Alert June 07, 2018

Federal Circuit Declares Questions of Fact Prevent Early Resolution to Patents Directed Toward Abstract Ideas, Laws of Nature, and Natural Phenomenon


Since the Supreme Court’s 2014 decision in Alice v. CLS Corp., courts have invalidated countless patents directed toward computer-implemented inventions at the pleadings and summary judgement stage of the case. Earlier this year, in two panel decisions—Berkheimer v. HP, Inc. and Aatrix Software, Inc. v. Green Shades Software, Inc.—the Federal Circuit revived patents invalidated by district courts by declaring that at least some of the patent-eligibility analysis is a factual inquiry that, if there is a genuine dispute of material fact on eligibility, cannot be resolved at the summary judgment or motion to dismiss phases. Many commenters saw Berkheimer and Aatrix as a fundamental shift in the Federal Circuit’s approach to patent eligibility. On May 31, 2018, the full Federal Circuit declined to reconsider either case, with seven of the 12 Federal Circuit judges expressing the view that the two cases were correctly decided—leaving the panel decisions intact for now.

Under Alice, courts apply a two-part test to evaluate the patent eligibility of computer-implemented inventions. In the first step, the court determines whether the claims at issue are directed to an abstract idea.  In the second step, the court evaluates the elements of each claim both individually and as an “ordered combination” to determine whether the additional elements “transform the nature of the claim” into a patent-eligible application. For many computer-implemented inventions, the second part of the Alice test requires the court to determine whether the “claim element or combination of elements would have been well-understood, routine, and conventional to a skilled artisan in the relevant field at a particular point in time.” The Berkheimer and Aatrix decisions held that for some patents this inquiry is a question of fact that cannot be resolved on the pleadings.

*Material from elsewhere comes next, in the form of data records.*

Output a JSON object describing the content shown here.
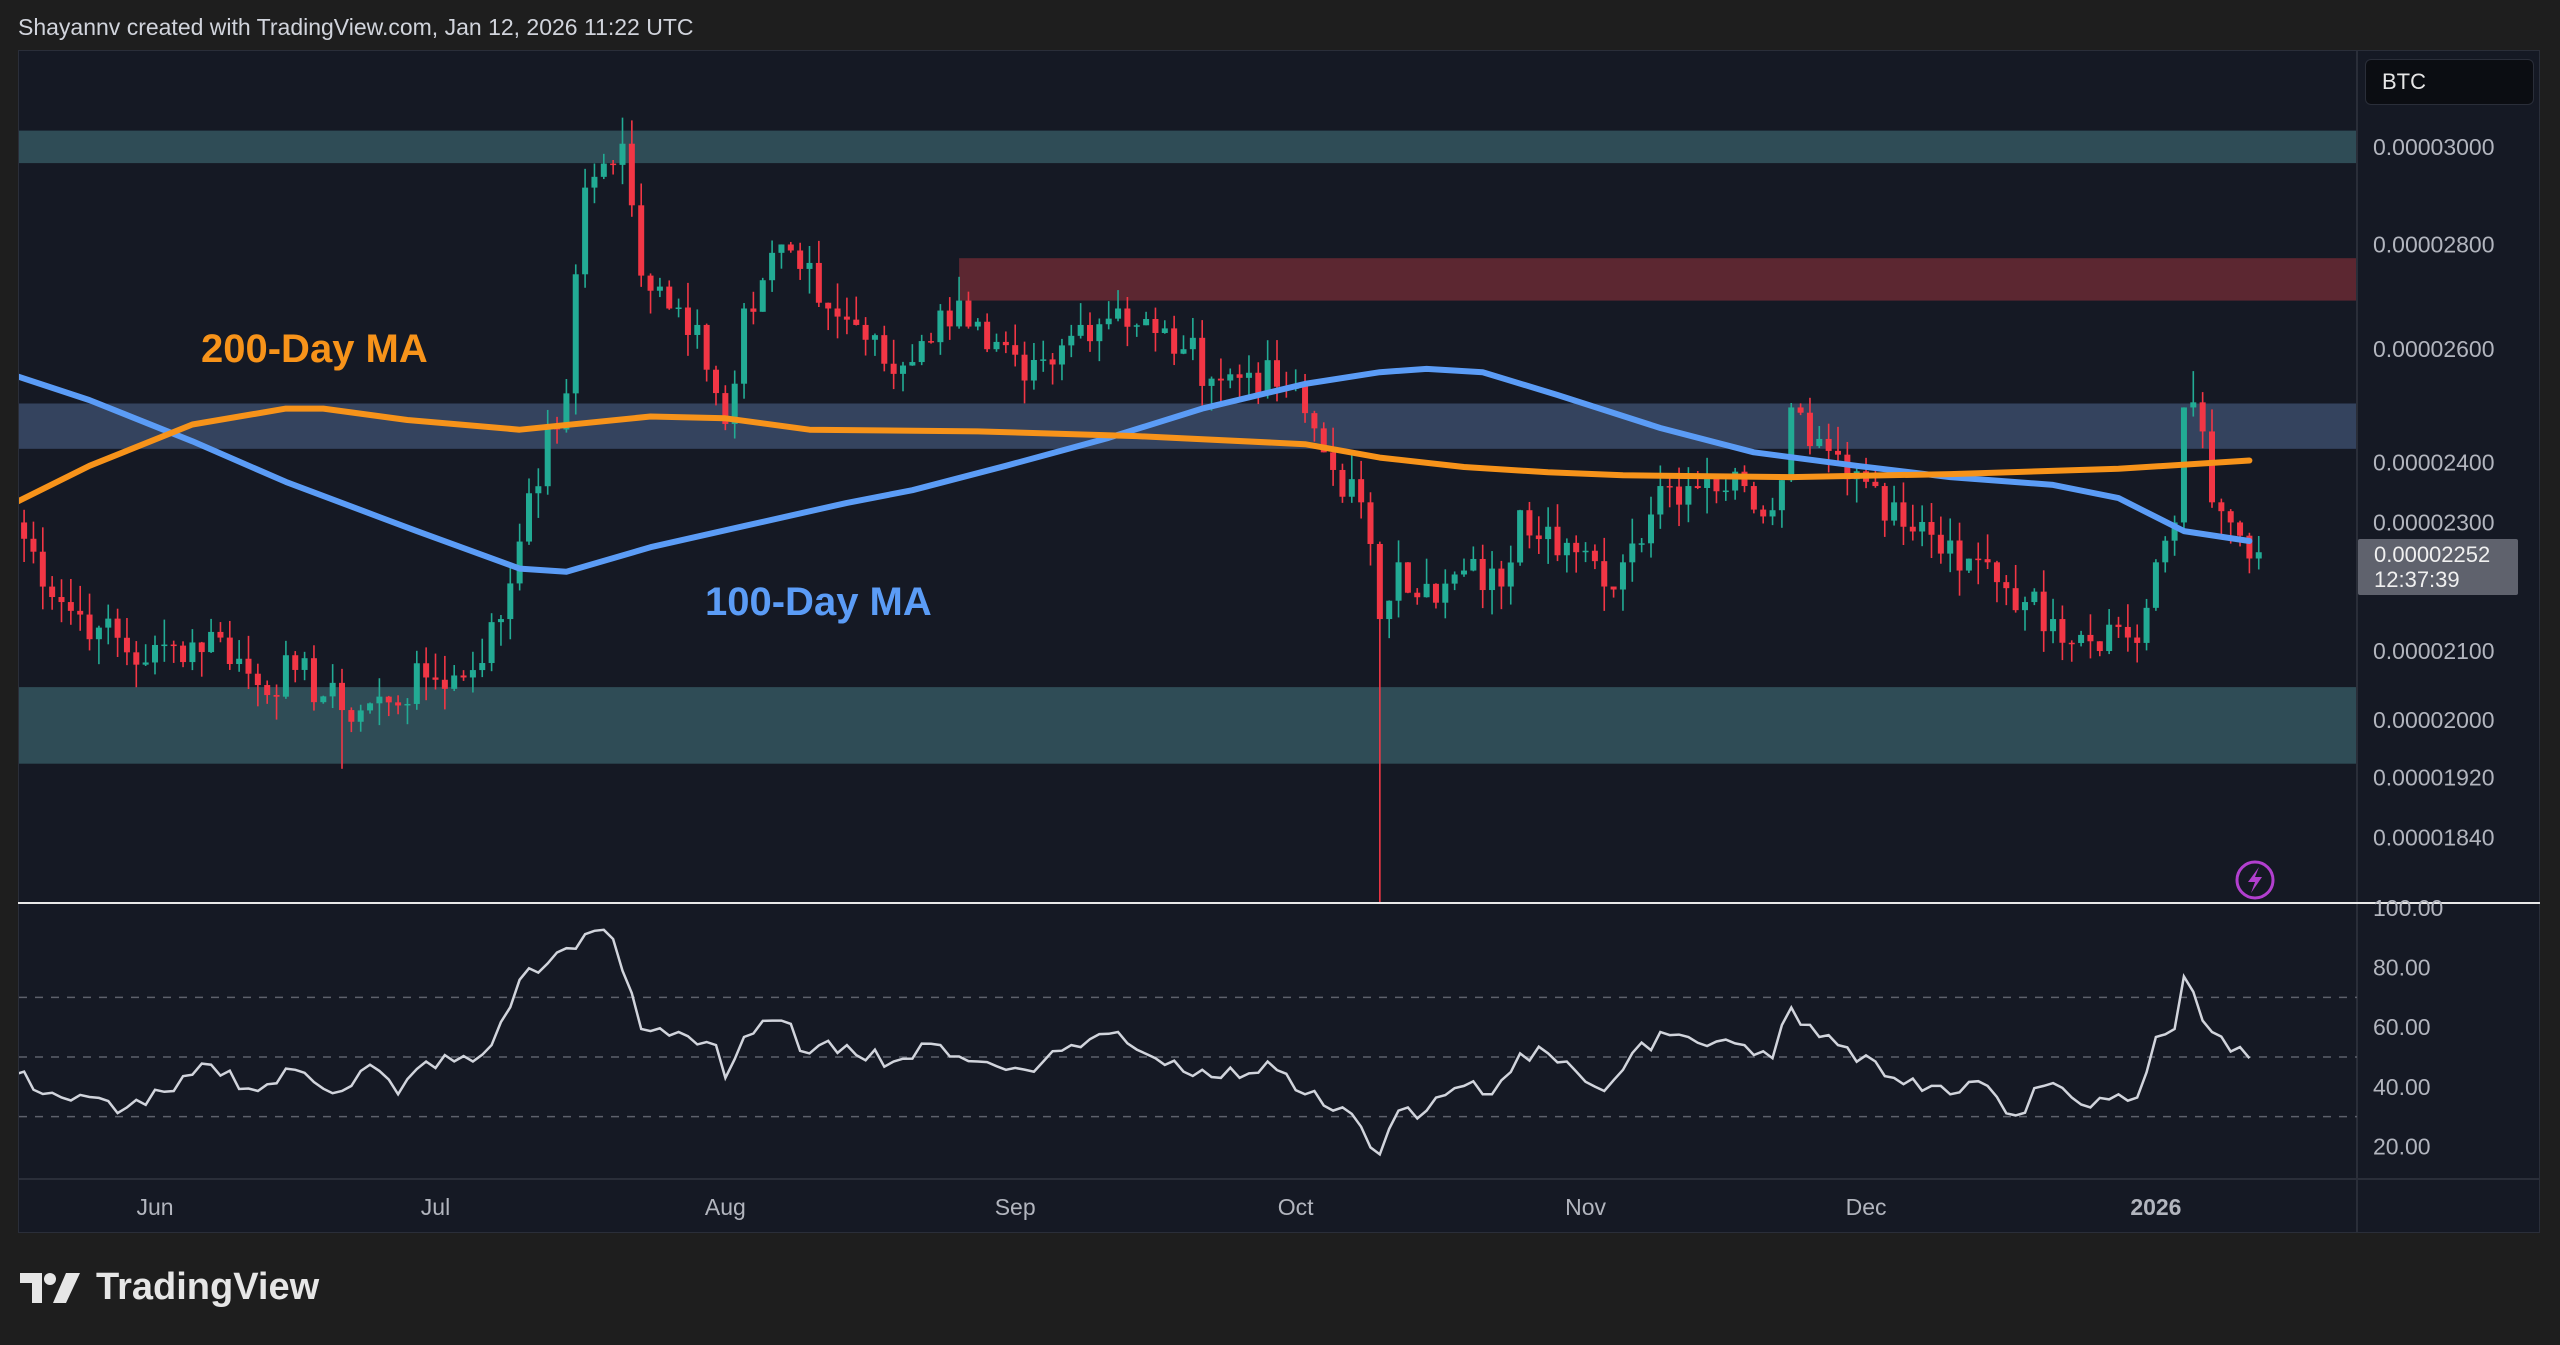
{
  "header": {
    "credit": "Shayannv created with TradingView.com, Jan 12, 2026 11:22 UTC"
  },
  "symbol_badge": "BTC",
  "last_price": {
    "value": "0.00002252",
    "countdown": "12:37:39"
  },
  "footer": {
    "brand": "TradingView"
  },
  "colors": {
    "up": "#22ab94",
    "down": "#f23645",
    "ma100": "#5b9cf6",
    "ma200": "#f7931a",
    "rsi": "#d1d4dc",
    "zone_support": "#2f4c56",
    "zone_mid": "#34435e",
    "zone_resistance": "#5c2731",
    "alert_icon": "#b23fcf"
  },
  "icons": {
    "alert": "lightning-icon",
    "brand": "tradingview-logo-icon"
  },
  "chart_data": [
    {
      "type": "candlestick",
      "interval": "1D",
      "yscale": "log",
      "ylim": [
        1.75e-05,
        3.05e-05
      ],
      "ytick_labels": [
        "0.00003000",
        "0.00002800",
        "0.00002600",
        "0.00002400",
        "0.00002300",
        "0.00002100",
        "0.00002000",
        "0.00001920",
        "0.00001840"
      ],
      "xtick_labels": [
        "Jun",
        "Jul",
        "Aug",
        "Sep",
        "Oct",
        "Nov",
        "Dec",
        "2026"
      ],
      "close_points": [
        [
          "2025-05-17",
          2.3e-05
        ],
        [
          "2025-05-22",
          2.174e-05
        ],
        [
          "2025-05-26",
          2.135e-05
        ],
        [
          "2025-05-31",
          2.083e-05
        ],
        [
          "2025-06-03",
          2.108e-05
        ],
        [
          "2025-06-08",
          2.12e-05
        ],
        [
          "2025-06-12",
          2.05e-05
        ],
        [
          "2025-06-16",
          2.072e-05
        ],
        [
          "2025-06-21",
          2.014e-05
        ],
        [
          "2025-06-26",
          2.025e-05
        ],
        [
          "2025-06-30",
          2.061e-05
        ],
        [
          "2025-07-04",
          2.061e-05
        ],
        [
          "2025-07-08",
          2.148e-05
        ],
        [
          "2025-07-11",
          2.348e-05
        ],
        [
          "2025-07-15",
          2.52e-05
        ],
        [
          "2025-07-17",
          2.915e-05
        ],
        [
          "2025-07-19",
          2.965e-05
        ],
        [
          "2025-07-21",
          3.007e-05
        ],
        [
          "2025-07-23",
          2.739e-05
        ],
        [
          "2025-07-26",
          2.676e-05
        ],
        [
          "2025-07-29",
          2.645e-05
        ],
        [
          "2025-08-01",
          2.466e-05
        ],
        [
          "2025-08-03",
          2.676e-05
        ],
        [
          "2025-08-07",
          2.8e-05
        ],
        [
          "2025-08-09",
          2.752e-05
        ],
        [
          "2025-08-12",
          2.676e-05
        ],
        [
          "2025-08-15",
          2.645e-05
        ],
        [
          "2025-08-19",
          2.555e-05
        ],
        [
          "2025-08-22",
          2.615e-05
        ],
        [
          "2025-08-26",
          2.691e-05
        ],
        [
          "2025-08-29",
          2.6e-05
        ],
        [
          "2025-09-02",
          2.543e-05
        ],
        [
          "2025-09-05",
          2.572e-05
        ],
        [
          "2025-09-08",
          2.645e-05
        ],
        [
          "2025-09-12",
          2.676e-05
        ],
        [
          "2025-09-16",
          2.63e-05
        ],
        [
          "2025-09-19",
          2.6e-05
        ],
        [
          "2025-09-23",
          2.543e-05
        ],
        [
          "2025-09-26",
          2.557e-05
        ],
        [
          "2025-09-30",
          2.528e-05
        ],
        [
          "2025-10-02",
          2.485e-05
        ],
        [
          "2025-10-05",
          2.387e-05
        ],
        [
          "2025-10-08",
          2.333e-05
        ],
        [
          "2025-10-10",
          2.148e-05
        ],
        [
          "2025-10-12",
          2.236e-05
        ],
        [
          "2025-10-16",
          2.173e-05
        ],
        [
          "2025-10-19",
          2.223e-05
        ],
        [
          "2025-10-23",
          2.198e-05
        ],
        [
          "2025-10-25",
          2.32e-05
        ],
        [
          "2025-10-28",
          2.293e-05
        ],
        [
          "2025-10-30",
          2.267e-05
        ],
        [
          "2025-11-03",
          2.198e-05
        ],
        [
          "2025-11-05",
          2.236e-05
        ],
        [
          "2025-11-09",
          2.36e-05
        ],
        [
          "2025-11-12",
          2.36e-05
        ],
        [
          "2025-11-14",
          2.374e-05
        ],
        [
          "2025-11-18",
          2.36e-05
        ],
        [
          "2025-11-21",
          2.32e-05
        ],
        [
          "2025-11-23",
          2.495e-05
        ],
        [
          "2025-11-26",
          2.44e-05
        ],
        [
          "2025-11-28",
          2.413e-05
        ],
        [
          "2025-12-02",
          2.36e-05
        ],
        [
          "2025-12-05",
          2.293e-05
        ],
        [
          "2025-12-08",
          2.28e-05
        ],
        [
          "2025-12-11",
          2.223e-05
        ],
        [
          "2025-12-14",
          2.236e-05
        ],
        [
          "2025-12-18",
          2.174e-05
        ],
        [
          "2025-12-21",
          2.148e-05
        ],
        [
          "2025-12-24",
          2.124e-05
        ],
        [
          "2025-12-28",
          2.136e-05
        ],
        [
          "2025-12-30",
          2.112e-05
        ],
        [
          "2026-01-01",
          2.236e-05
        ],
        [
          "2026-01-03",
          2.3e-05
        ],
        [
          "2026-01-04",
          2.495e-05
        ],
        [
          "2026-01-06",
          2.453e-05
        ],
        [
          "2026-01-07",
          2.333e-05
        ],
        [
          "2026-01-09",
          2.3e-05
        ],
        [
          "2026-01-12",
          2.252e-05
        ]
      ],
      "notable_wicks": [
        {
          "date": "2025-06-21",
          "low": 1.932e-05
        },
        {
          "date": "2025-07-21",
          "high": 3.063e-05
        },
        {
          "date": "2025-10-10",
          "low": 1.75e-05
        },
        {
          "date": "2026-01-05",
          "high": 2.56e-05
        }
      ],
      "zones": [
        {
          "kind": "support",
          "from": "2025-05-17",
          "low": 2.966e-05,
          "high": 3.035e-05
        },
        {
          "kind": "resistance",
          "from": "2025-08-26",
          "low": 2.691e-05,
          "high": 2.773e-05
        },
        {
          "kind": "mid",
          "from": "2025-05-17",
          "low": 2.423e-05,
          "high": 2.502e-05
        },
        {
          "kind": "support",
          "from": "2025-05-17",
          "low": 1.939e-05,
          "high": 2.047e-05
        }
      ],
      "series": [
        {
          "name": "100-Day MA",
          "points": [
            [
              "2025-05-17",
              2.552e-05
            ],
            [
              "2025-05-25",
              2.508e-05
            ],
            [
              "2025-06-05",
              2.436e-05
            ],
            [
              "2025-06-15",
              2.367e-05
            ],
            [
              "2025-06-29",
              2.286e-05
            ],
            [
              "2025-07-10",
              2.226e-05
            ],
            [
              "2025-07-15",
              2.221e-05
            ],
            [
              "2025-07-24",
              2.26e-05
            ],
            [
              "2025-08-03",
              2.294e-05
            ],
            [
              "2025-08-14",
              2.332e-05
            ],
            [
              "2025-08-21",
              2.353e-05
            ],
            [
              "2025-08-31",
              2.394e-05
            ],
            [
              "2025-09-11",
              2.442e-05
            ],
            [
              "2025-09-21",
              2.493e-05
            ],
            [
              "2025-10-02",
              2.537e-05
            ],
            [
              "2025-10-10",
              2.558e-05
            ],
            [
              "2025-10-15",
              2.564e-05
            ],
            [
              "2025-10-21",
              2.558e-05
            ],
            [
              "2025-10-29",
              2.517e-05
            ],
            [
              "2025-11-09",
              2.459e-05
            ],
            [
              "2025-11-19",
              2.417e-05
            ],
            [
              "2025-11-30",
              2.394e-05
            ],
            [
              "2025-12-10",
              2.375e-05
            ],
            [
              "2025-12-21",
              2.362e-05
            ],
            [
              "2025-12-28",
              2.34e-05
            ],
            [
              "2026-01-04",
              2.286e-05
            ],
            [
              "2026-01-11",
              2.27e-05
            ]
          ]
        },
        {
          "name": "200-Day MA",
          "points": [
            [
              "2025-05-17",
              2.332e-05
            ],
            [
              "2025-05-25",
              2.394e-05
            ],
            [
              "2025-06-05",
              2.465e-05
            ],
            [
              "2025-06-15",
              2.493e-05
            ],
            [
              "2025-06-19",
              2.493e-05
            ],
            [
              "2025-06-28",
              2.473e-05
            ],
            [
              "2025-07-10",
              2.456e-05
            ],
            [
              "2025-07-24",
              2.479e-05
            ],
            [
              "2025-08-01",
              2.476e-05
            ],
            [
              "2025-08-10",
              2.456e-05
            ],
            [
              "2025-08-28",
              2.453e-05
            ],
            [
              "2025-09-14",
              2.445e-05
            ],
            [
              "2025-10-02",
              2.431e-05
            ],
            [
              "2025-10-10",
              2.408e-05
            ],
            [
              "2025-10-19",
              2.392e-05
            ],
            [
              "2025-10-28",
              2.383e-05
            ],
            [
              "2025-11-05",
              2.378e-05
            ],
            [
              "2025-11-23",
              2.375e-05
            ],
            [
              "2025-12-10",
              2.38e-05
            ],
            [
              "2025-12-28",
              2.389e-05
            ],
            [
              "2026-01-11",
              2.403e-05
            ]
          ]
        }
      ],
      "annotations": [
        "200-Day MA",
        "100-Day MA"
      ]
    },
    {
      "type": "line",
      "ylim": [
        10,
        100
      ],
      "ytick_labels": [
        "100.00",
        "80.00",
        "60.00",
        "40.00",
        "20.00"
      ],
      "reference_lines": [
        70,
        50,
        30
      ],
      "points": [
        [
          "2025-05-17",
          44.1
        ],
        [
          "2025-05-22",
          36.4
        ],
        [
          "2025-05-29",
          33.1
        ],
        [
          "2025-06-03",
          38.6
        ],
        [
          "2025-06-07",
          47.4
        ],
        [
          "2025-06-12",
          38.6
        ],
        [
          "2025-06-16",
          45.7
        ],
        [
          "2025-06-21",
          38.6
        ],
        [
          "2025-06-24",
          47.4
        ],
        [
          "2025-06-27",
          37.5
        ],
        [
          "2025-06-30",
          48.5
        ],
        [
          "2025-07-05",
          48.5
        ],
        [
          "2025-07-07",
          54.0
        ],
        [
          "2025-07-10",
          75.9
        ],
        [
          "2025-07-13",
          81.4
        ],
        [
          "2025-07-17",
          91.2
        ],
        [
          "2025-07-20",
          89.6
        ],
        [
          "2025-07-23",
          59.4
        ],
        [
          "2025-07-27",
          58.4
        ],
        [
          "2025-07-31",
          54.0
        ],
        [
          "2025-08-01",
          43.0
        ],
        [
          "2025-08-03",
          56.7
        ],
        [
          "2025-08-07",
          62.2
        ],
        [
          "2025-08-10",
          51.2
        ],
        [
          "2025-08-14",
          54.0
        ],
        [
          "2025-08-19",
          48.5
        ],
        [
          "2025-08-24",
          54.0
        ],
        [
          "2025-08-28",
          48.5
        ],
        [
          "2025-08-31",
          45.7
        ],
        [
          "2025-09-04",
          48.5
        ],
        [
          "2025-09-07",
          54.0
        ],
        [
          "2025-09-12",
          58.4
        ],
        [
          "2025-09-16",
          49.6
        ],
        [
          "2025-09-21",
          45.7
        ],
        [
          "2025-09-25",
          43.0
        ],
        [
          "2025-09-28",
          48.5
        ],
        [
          "2025-10-02",
          37.5
        ],
        [
          "2025-10-05",
          32.0
        ],
        [
          "2025-10-08",
          26.6
        ],
        [
          "2025-10-10",
          17.3
        ],
        [
          "2025-10-12",
          32.0
        ],
        [
          "2025-10-15",
          32.0
        ],
        [
          "2025-10-19",
          40.3
        ],
        [
          "2025-10-22",
          37.5
        ],
        [
          "2025-10-25",
          51.2
        ],
        [
          "2025-10-28",
          51.2
        ],
        [
          "2025-10-30",
          48.5
        ],
        [
          "2025-11-03",
          38.6
        ],
        [
          "2025-11-05",
          45.7
        ],
        [
          "2025-11-09",
          58.4
        ],
        [
          "2025-11-12",
          56.7
        ],
        [
          "2025-11-18",
          54.0
        ],
        [
          "2025-11-21",
          49.6
        ],
        [
          "2025-11-23",
          66.6
        ],
        [
          "2025-11-26",
          56.7
        ],
        [
          "2025-11-28",
          54.0
        ],
        [
          "2025-12-02",
          48.5
        ],
        [
          "2025-12-04",
          43.0
        ],
        [
          "2025-12-08",
          40.3
        ],
        [
          "2025-12-10",
          37.5
        ],
        [
          "2025-12-14",
          40.3
        ],
        [
          "2025-12-17",
          30.4
        ],
        [
          "2025-12-20",
          40.3
        ],
        [
          "2025-12-23",
          36.4
        ],
        [
          "2025-12-25",
          33.1
        ],
        [
          "2025-12-28",
          37.5
        ],
        [
          "2025-12-30",
          36.4
        ],
        [
          "2026-01-01",
          56.7
        ],
        [
          "2026-01-03",
          59.4
        ],
        [
          "2026-01-04",
          77.0
        ],
        [
          "2026-01-06",
          62.2
        ],
        [
          "2026-01-07",
          58.4
        ],
        [
          "2026-01-11",
          49.6
        ]
      ]
    }
  ]
}
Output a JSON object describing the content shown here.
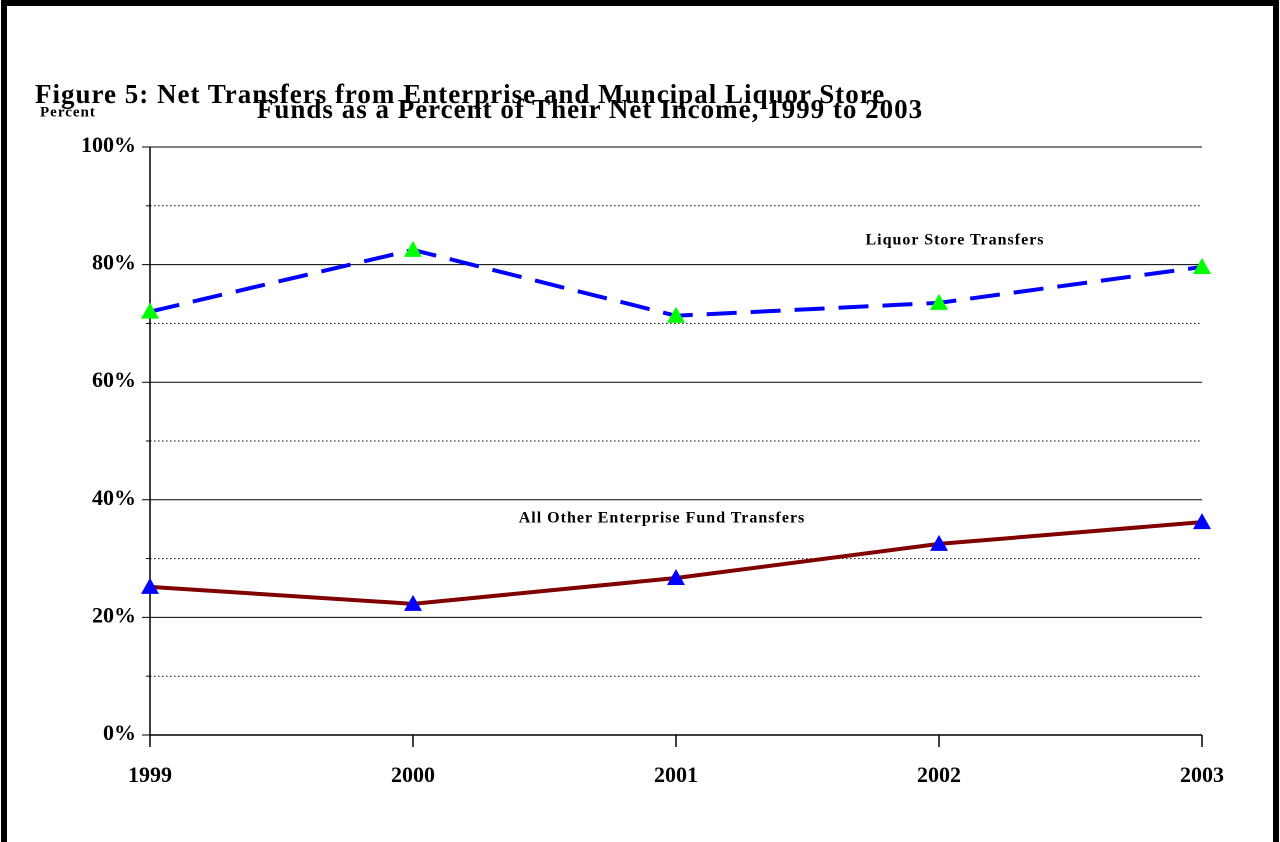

The Federal Circuit is a divided court when it comes to Section 101. Three judges wrote opinions on the denial of Hewlett-Packard’s and Green Shades’ petitions for rehearing en banc. Judge Moore’s opinion defends the original decision as standing for the “rather unremarkable” proposition that whether operations are well understood, routine or conventional in a specific field is factual in nature. Judge Moore (joined by Judges Dyk, O’Malley, Taranto, and Stoll) reasoned that such fact inquiries are no different from fact inquiries that underlay obviousness and enablement determinations. As such, Judge Moore reasoned that the same procedural rules for motions to dismiss and summary judgment must apply.

Judges Lourie and Reyna wrote separate opinions expressing their dissatisfaction with the recent trajectory of patent-eligibility jurisprudence. Judge Lourie (joined by Judge Newman) concurred with denying rehearing, but expressed that the Alice two-step analysis is unworkable and that further guidance from Congress or the Supreme Court is needed. Judge Reyna dissented in arguing that rehearing should have been granted because he views Berkheimer/Aatrix as being a sea change from prior case law treating the second step of Alice as being a purely legal question. In his discussion, Judge Reyna argues the second step should focus on whether there is a transformative “inventive concept” in the claim and less on whether the limitations are well understood, conventional or routine. He believes that the Section 101 inquiry is analogous to contract interpretation and should be carried out in a similar manner, i.e., the judge should decide whether the claims are eligible based on the patent alone and should resort to extrinsic evidence only if there is some ambiguity or other unresolved question.

It is reasonable to expect that the parties will seek further review at the Supreme Court and the Federal Circuit will continue to grapple with when and under what circumstances courts can resolve Section 101 challenges on the pleadings.